Still, this could be the beginning of an actual strategy.
Imagine this. A health-focused individual has reduced their microplastics exposure as much as reasonably possible, but they are still showing substantial levels on blood tests, just like I was.
They take sulforaphane. 36 hours later, stubborn particles trapped in their cells have been mobilized into the blood. They take advantage of this window by going to their local longevity clinic for therapeutic plasma exchange (TPE, which has potent anti-aging benefits on its own). This removes millions of liberated particles, dramatically decreasing their microplastics load.
To stay on top of their ever-present exposure, they repeat this on an annual basis, keeping their lysosomes and immune cells in a more youthful, less inflamed state.
This isn’t far-fetched in the slightest. And TPE might even be overkill; a good portion of the mobilized microplastics may be eliminated on their own, or could be encouraged to do so with other smart drug protocols used alongside sulforaphane.
This experiment is only the beginning. To my knowledge, this is the first evidence of drug-induced microplastics mobilization in a human subject. But this is by no means the best strategy that will be developed.
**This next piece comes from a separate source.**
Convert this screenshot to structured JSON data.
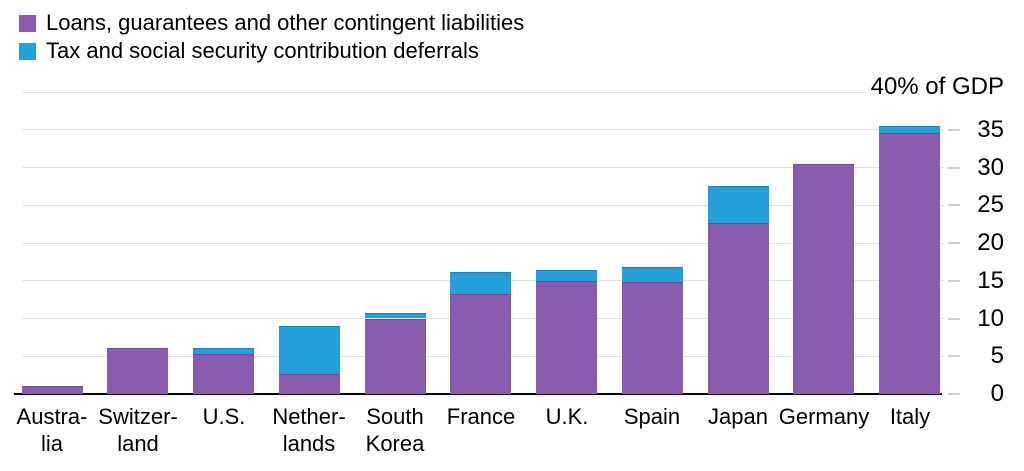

While many questions remain—particularly how effectively these mobilized particles are cleared from the body—the potential implications are enormous. This simple, accessible approach could form the foundation of practical, proactive strategies to reduce microplastic burden, limit chronic inflammation, and support long-term health.
If you’ve tried anything to reduce your microplastics burden, or if you have ideas, drop a note in the comments. I’d love to hear what you’re thinking.
Broccoli sprouts are the most concentrated source of glucoraphanin which is converted to sulforaphane when sprouts are eaten. The inclusion of broccoli sprouts in your diet could have a major impact on microplastic reduction if your hypothesis is correct. They are delicious and a versatile ingredient. See www.wildaboutsprouts.com for more information.
Perhaps a rather unethical, but just hypothetical question, would it work just as well to donate the plasma as do the therapeutic plasma exchange? Not everyone can afford $10,000 to get rid of their microplastics!